Third Heartbreak for Congress
It is not the first time that the Congress presumed a win and ended up on the losing side. The story in Madhya Pradesh and Chhattisgarh was similar last November where an over-confident Congress bit the dust. Haryana is a repeat of the same.
While the Congress went about speculating over chief ministerial faces even while the election was on in Haryana, BJP seems to have been studiously working harder on the ground on its election strategy. BJP closed its ears to the perception being built by Congress of a run-away win and worked hard on the voter basics.
The Congress thought issues of farmer anger, wrestler protests, and Agniveer would see it through. These may have been the issues, but only for the Jat community in the state which has about 21-22 per cent population.
These issues did not seem to resonate with a wider section of the rest of the electorate who perhaps looked at the BJP’s record in the state in the last decade on the issue of development and feared the return of a Jat-dominated rule under Bhupinder Singh Hooda.
That explains why a big chunk of OBC, upper caste, and non-Jatav Dalit population seems to have voted heavily in favour of BJP, as the CSDS data shows.
The Congress did get a big chunk of votes of the Jats, Jatavs among the Dalits, and Muslims, but the consolidation of voters on the BJP’s side was bigger.
The other big factor was the infighting in the Congress between the Hooda and Kumari Selja camps hurting the party’s chances, which even Rahul Gandhi had to acknowledge at a review meeting of the Congress on Thursday. Multiple party leaders have spoken of the same publicly too.

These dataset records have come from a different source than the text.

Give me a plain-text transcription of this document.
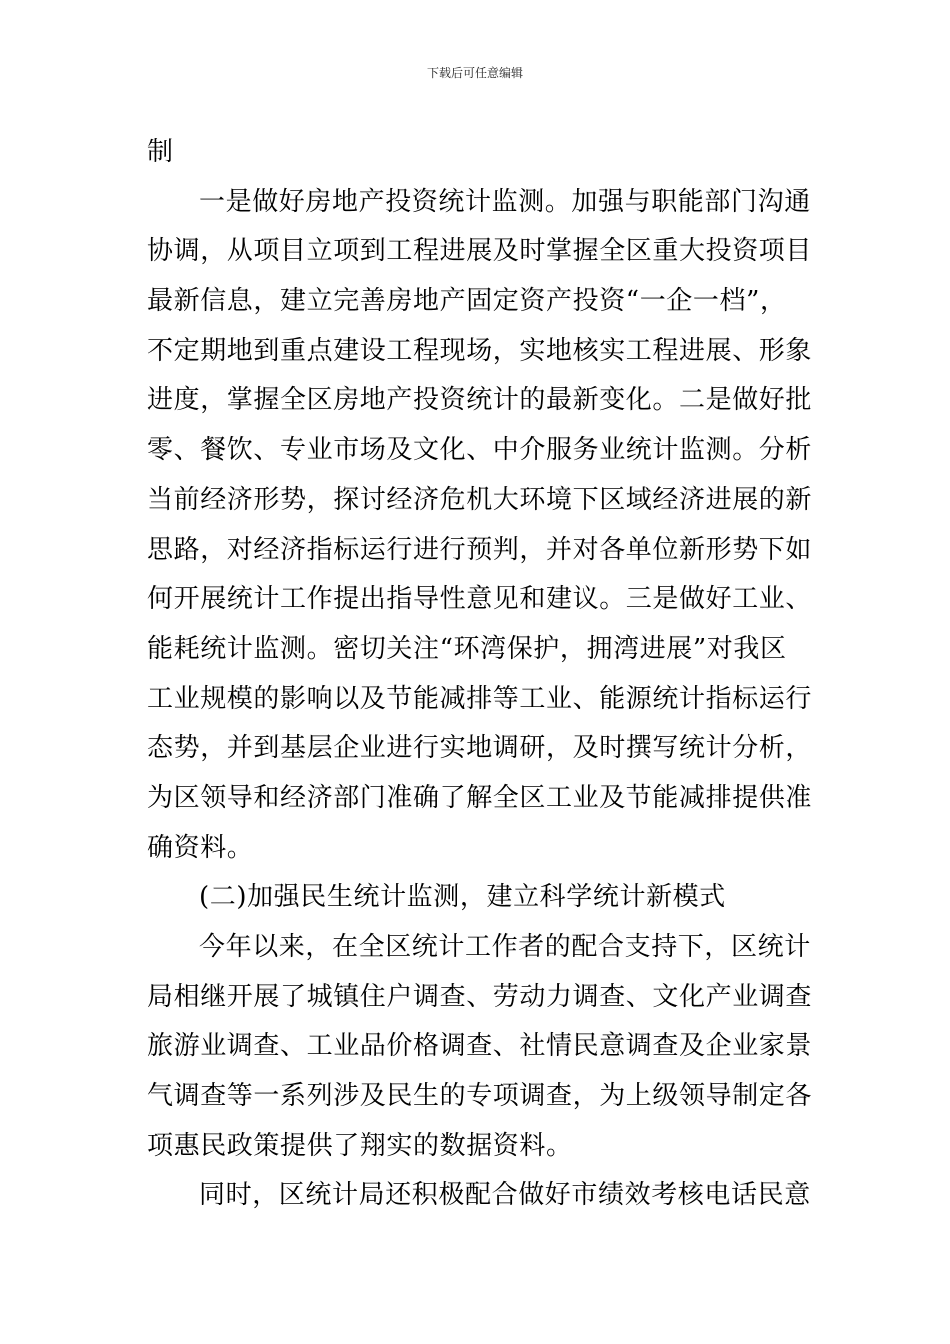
下载后可任意编辑
制
一是做好房地产投资统计监测。加强与职能部门沟通
协调，从项目立项到工程进展及时掌握全区重大投资项目
最新信息，建立完善房地产固定资产投资“一企一档”，
不定期地到重点建设工程现场，实地核实工程进展、形象
进度，掌握全区房地产投资统计的最新变化。二是做好批
零、餐饮、专业市场及文化、中介服务业统计监测。分析
当前经济形势，探讨经济危机大环境下区域经济进展的新
思路，对经济指标运行进行预判，并对各单位新形势下如
何开展统计工作提出指导性意见和建议。三是做好工业、
能耗统计监测。密切关注“环湾保护，拥湾进展”对我区
工业规模的影响以及节能减排等工业、能源统计指标运行
态势，并到基层企业进行实地调研，及时撰写统计分析，
为区领导和经济部门准确了解全区工业及节能减排提供准
确资料。
(二)加强民生统计监测，建立科学统计新模式
今年以来，在全区统计工作者的配合支持下，区统计
局相继开展了城镇住户调查、劳动力调查、文化产业调查
旅游业调查、工业品价格调查、社情民意调查及企业家景
气调查等一系列涉及民生的专项调查，为上级领导制定各
项惠民政策提供了翔实的数据资料。
同时，区统计局还积极配合做好市绩效考核电话民意
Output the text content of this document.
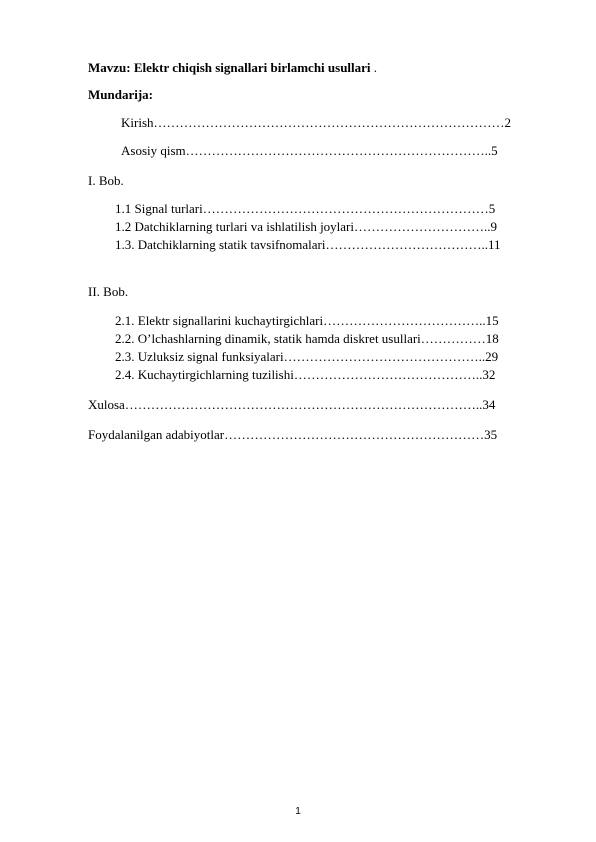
Mavzu: Elektr chiqish signallari birlamchi usullari .
Mundarija:
Kirish………………………………………………………………………2
Asosiy qism……………………………………………………………..5
I. Bob.
1.1 Signal turlari…………………………………………………………5
1.2 Datchiklarning turlari va ishlatilish joylari…………………………..9
1.3. Datchiklarning statik tavsifnomalari………………………………..11
II. Bob.
2.1. Elektr signallarini kuchaytirgichlari………………………………..15
2.2. O’lchashlarning dinamik, statik hamda diskret usullari……………18
2.3. Uzluksiz signal funksiyalari………………………………………..29
2.4. Kuchaytirgichlarning tuzilishi……………………………………..32
Xulosa………………………………………………………………………..34
Foydalanilgan adabiyotlar……………………………………………………35
1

The BJP, however, eliminated all infighting by replacing Manohar Lal Khattar with Nayab Singh Saini as the chief minister six months ago and fighting the Haryana election firmly under Saini’s leadership.
The Congress should stop playing the ‘sore loser’ and damaging the country’s much-acclaimed democratic electoral process and its institutions. Selective questioning of the election results defies all logic.
Such an approach does not bode well for the Grand Old Party in future election battles in Jharkhand and Maharashtra too. It should either get all its 37 winning candidates in Haryana to resign as well or congratulate the BJP, look within, and move on.